Die Finma hat deshalb Massnahmen gegen die Bank verfügt, zwei Personen gerügt und Verfahren zur Durchsetzung des Aufsichtsrechts (Enforcementverfahren) gegen drei weitere Personen eröffnet, wie die Aufsichtsbehörde am Dienstagabend bekannt gab.

«Die Finma-Untersuchung zeigte, dass die Credit Suisse im Zeitraum zwischen 2016 und 2019 sieben Observationen plante und grösstenteils durchführte. Observiert wurden in zwei Fällen Mitglieder der Geschäftsleitung in der Schweiz und daneben weitere damalige Mitarbeitende und Drittpersonen im Ausland», schreibt die Finma.

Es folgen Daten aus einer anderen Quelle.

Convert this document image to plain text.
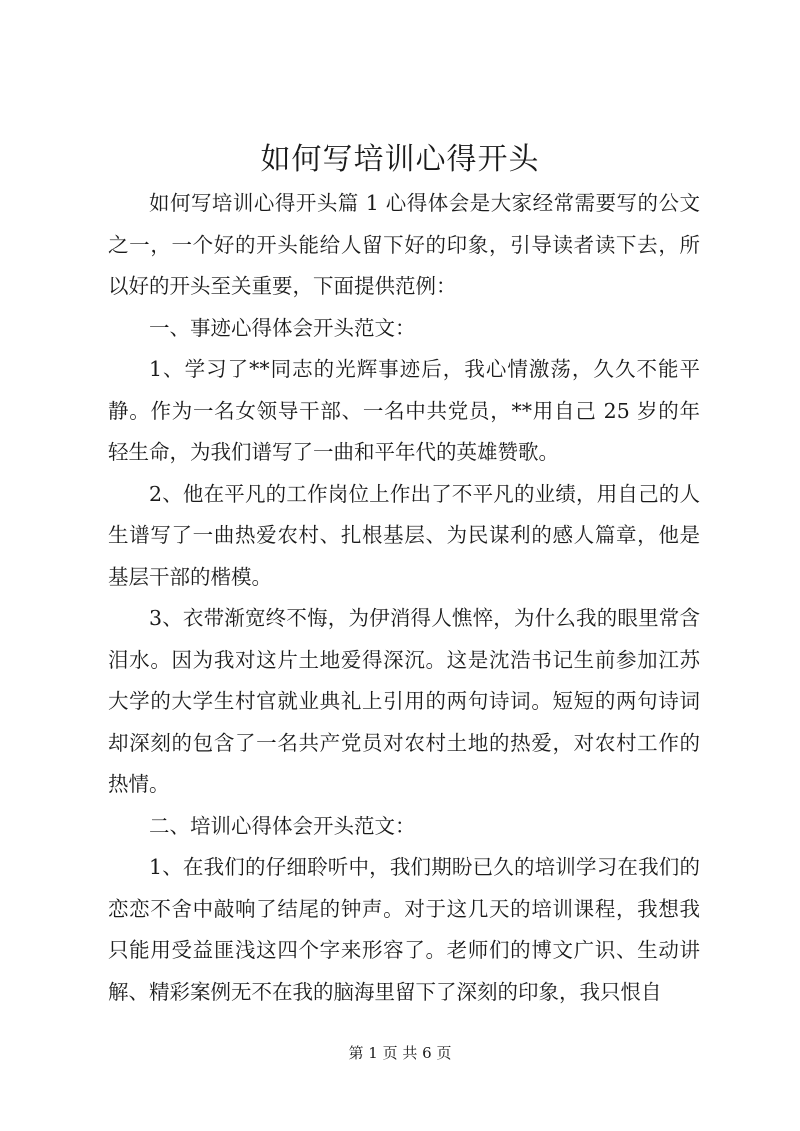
如何写培训心得开头

如何写培训心得开头篇 1 心得体会是大家经常需要写的公文之一，一个好的开头能给人留下好的印象，引导读者读下去，所以好的开头至关重要，下面提供范例：

一、事迹心得体会开头范文：

1、学习了**同志的光辉事迹后，我心情激荡，久久不能平静。作为一名女领导干部、一名中共党员，**用自己 25 岁的年轻生命，为我们谱写了一曲和平年代的英雄赞歌。

2、他在平凡的工作岗位上作出了不平凡的业绩，用自己的人生谱写了一曲热爱农村、扎根基层、为民谋利的感人篇章，他是基层干部的楷模。

3、衣带渐宽终不悔，为伊消得人憔悴，为什么我的眼里常含泪水。因为我对这片土地爱得深沉。这是沈浩书记生前参加江苏大学的大学生村官就业典礼上引用的两句诗词。短短的两句诗词却深刻的包含了一名共产党员对农村土地的热爱，对农村工作的热情。

二、培训心得体会开头范文：

1、在我们的仔细聆听中，我们期盼已久的培训学习在我们的恋恋不舍中敲响了结尾的钟声。对于这几天的培训课程，我想我只能用受益匪浅这四个字来形容了。老师们的博文广识、生动讲解、精彩案例无不在我的脑海里留下了深刻的印象，我只恨自

第 1 页 共 6 页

Die CS hatte ihren früheren Star-Manager Iqbal Khan vor seinem Wechsel zur UBS durch Detektive überwachen lassen. Zudem wurde der ehemalige Personalchef Peter Goerke observiert. Die Beschattung flog auf und führte dazu, dass verschiedene Führungskräfte die Bank verlassen mussten - auch Konzernchef Tidjane Thiam.

Erhebliche Mängel

Die Art und Weise der Planung und Durchführung der Observationen zeigte erhebliche Mängel in der Corporate Governance der Bank auf, stellte die Finma fest: «So waren Observationen in den Weisungen der Credit Suisse zwar nicht verboten, aber auch nicht spezifisch geregelt. Entsprechende Risikomanagementprozesse und damit die Einbettung in das interne Kontrollsystem fehlten. In den meisten Fällen wurde formlos und ohne nachvollziehbare Begründung über die Observationen entschieden.»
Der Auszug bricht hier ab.